The value of one one-thousandth interest in a share of Series B preference stock
should approximate the value of one share of common stock.

     EXPIRATION. The preference share purchase rights will expire on December
31, 2008.

     REDEMPTION. MDU Resources' board of directors may redeem the preference
share purchase rights for $.01 per preference share purchase right at any time
before any person or group becomes an acquiring person. If the board of
directors redeems any preference share purchase rights, it must redeem all of
the preference share purchase rights. Once the preference share purchase rights
are redeemed, the only right of the holders of preference share purchase rights
will be to receive the redemption price of $.01 per preference share purchase
right. The redemption price will be adjusted if MDU Resources has a stock split
or stock dividends of MDU Resources' common stock.

     EXCHANGE. After a person or group becomes an acquiring person, but before
an acquiring person owns 50% or more of MDU Resources' outstanding common stock,
MDU Resources' board of directors may extinguish the preference share purchase
rights by exchanging one share of common stock or an equivalent security for
each such preference share purchase right, other than preference share purchase
rights held by the acquiring person.

     ANTI-DILUTION PROVISIONS. MDU Resources' board of directors may adjust the
purchase price of a share of Series B preference stock, the number of shares of
Series B preference stock issuable and the number of outstanding preference
shares purchase rights to prevent dilution that may occur from a stock dividend,
a stock split, a reclassification of the Series B preference stock or common
stock. No adjustments to the exercise price of less than 1% will be made.

     AMENDMENTS. The terms of the rights agreement may be amended by MDU
Resources' board of directors without the consent of the holders of the
preference share purchase rights. However, the board of directors may not amend
the rights agreement to lower the threshold at which a person or group becomes
an acquiring person to below 10% of its outstanding common stock. In addition,
the board of directors may not cause a person or group to become an acquiring
person by lowering this threshold below the percentage interest that such person
or group already owns. After a person or group becomes an acquiring person, the
board of directors may not amend the agreement in a way that adversely affects
holders of the preference share purchase rights.

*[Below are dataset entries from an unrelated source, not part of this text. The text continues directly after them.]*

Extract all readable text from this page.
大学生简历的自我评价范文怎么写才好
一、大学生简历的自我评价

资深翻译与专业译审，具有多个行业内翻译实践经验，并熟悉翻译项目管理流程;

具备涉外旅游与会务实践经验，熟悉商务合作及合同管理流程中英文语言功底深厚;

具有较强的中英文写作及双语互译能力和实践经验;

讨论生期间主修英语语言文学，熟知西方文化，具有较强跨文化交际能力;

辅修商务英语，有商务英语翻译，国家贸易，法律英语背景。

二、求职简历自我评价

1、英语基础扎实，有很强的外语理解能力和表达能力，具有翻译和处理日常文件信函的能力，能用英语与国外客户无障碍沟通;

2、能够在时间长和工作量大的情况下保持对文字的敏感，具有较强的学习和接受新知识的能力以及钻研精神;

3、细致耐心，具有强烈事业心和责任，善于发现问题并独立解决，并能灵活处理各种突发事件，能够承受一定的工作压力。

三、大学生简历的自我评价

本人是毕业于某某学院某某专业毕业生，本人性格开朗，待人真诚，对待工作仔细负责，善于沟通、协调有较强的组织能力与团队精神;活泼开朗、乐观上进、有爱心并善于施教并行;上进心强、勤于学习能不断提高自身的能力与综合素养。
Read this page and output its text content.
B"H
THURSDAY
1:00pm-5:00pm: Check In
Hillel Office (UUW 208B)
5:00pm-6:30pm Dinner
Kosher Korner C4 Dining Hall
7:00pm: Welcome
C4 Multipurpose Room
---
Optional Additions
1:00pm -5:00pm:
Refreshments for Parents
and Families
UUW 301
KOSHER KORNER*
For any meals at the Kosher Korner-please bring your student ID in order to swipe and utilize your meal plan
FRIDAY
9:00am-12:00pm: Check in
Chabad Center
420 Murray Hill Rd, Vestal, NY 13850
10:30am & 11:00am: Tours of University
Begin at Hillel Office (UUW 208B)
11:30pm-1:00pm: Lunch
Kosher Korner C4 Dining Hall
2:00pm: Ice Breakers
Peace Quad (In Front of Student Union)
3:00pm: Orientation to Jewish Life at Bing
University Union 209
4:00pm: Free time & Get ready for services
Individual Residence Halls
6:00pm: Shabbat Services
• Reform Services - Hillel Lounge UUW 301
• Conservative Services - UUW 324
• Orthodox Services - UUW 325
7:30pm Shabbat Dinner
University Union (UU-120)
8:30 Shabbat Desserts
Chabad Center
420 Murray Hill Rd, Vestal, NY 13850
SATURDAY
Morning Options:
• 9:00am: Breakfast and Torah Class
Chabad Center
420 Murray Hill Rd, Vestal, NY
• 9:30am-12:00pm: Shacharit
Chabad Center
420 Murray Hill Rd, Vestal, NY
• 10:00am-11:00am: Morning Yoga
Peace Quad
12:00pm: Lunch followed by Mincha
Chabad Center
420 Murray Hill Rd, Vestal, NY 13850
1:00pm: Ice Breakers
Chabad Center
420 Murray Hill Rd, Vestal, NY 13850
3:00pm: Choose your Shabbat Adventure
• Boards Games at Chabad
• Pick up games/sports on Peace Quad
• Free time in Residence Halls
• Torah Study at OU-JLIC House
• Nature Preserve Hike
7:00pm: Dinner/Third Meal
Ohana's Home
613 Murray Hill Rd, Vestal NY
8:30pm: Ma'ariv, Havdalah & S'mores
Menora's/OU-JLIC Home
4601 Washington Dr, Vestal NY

                              PLAN OF DISTRIBUTION

     MDU Resources may sell the common stock offered by this prospectus in one
of four ways: (i) through the solicitation of proposals of underwriters or
dealers to purchase the common stock, (ii) through underwriters or dealers on a
negotiated basis, (iii) directly to a limited number of purchasers or to a
single purchaser or (iv) through agents. The prospectus supplement with respect
to the common stock will set forth the terms of the offering of the common
stock, including the name or names of any underwriters, dealers or agents, the
purchase price of the common stock and the net proceeds to MDU Resources from
such sale, any underwriting discounts, agents' commissions and other items
constituting underwriting compensation, any initial public offering price and
any discounts or concessions allowed or reallowed or paid to dealers. Any
initial public offering price and any discounts or concessions allowed or
reallowed or paid to dealers may be changed from time to time.

     If underwriters are used in the sale, the common stock will be acquired by
the underwriters for their own account and may be resold from time to time in
one or more transactions, including negotiated transactions, at a fixed public
offering price or at varying prices determined at the time of sale. The common
stock may be offered to the public either through underwriting syndicates
represented by one or more managing underwriters or directly by one or more
underwriting firms. The underwriter or underwriters with respect to a particular
underwritten offering of the common stock will be named in the prospectus
supplement relating to such offering and, if an underwriting syndicate is used,
the managing underwriter or underwriters will be set forth in the prospectus
supplement. Unless otherwise set forth in the prospectus supplement, the
obligations of the underwriters to purchase the common stock will be subject to


                                       9
<PAGE>


certain conditions precedent and the underwriters will be obligated to purchase
all the common stock being offered if any is purchased. If a dealer is used in
the sale, MDU Resources will sell the common stock to the dealer as principal.
The dealer may then resell the common stock at varying prices determined at the
time of resale.

     The common stock may be sold directly by MDU Resources or through agents
designated by MDU Resources from time to time. The applicable prospectus
supplement will set forth the name of any agent involved in the offer or sale of
the common stock and any commissions payable by MDU Resources to that agent.
Unless otherwise indicated in the prospectus supplement, that agent will be
acting on a reasonable best efforts basis for the period of its appointment.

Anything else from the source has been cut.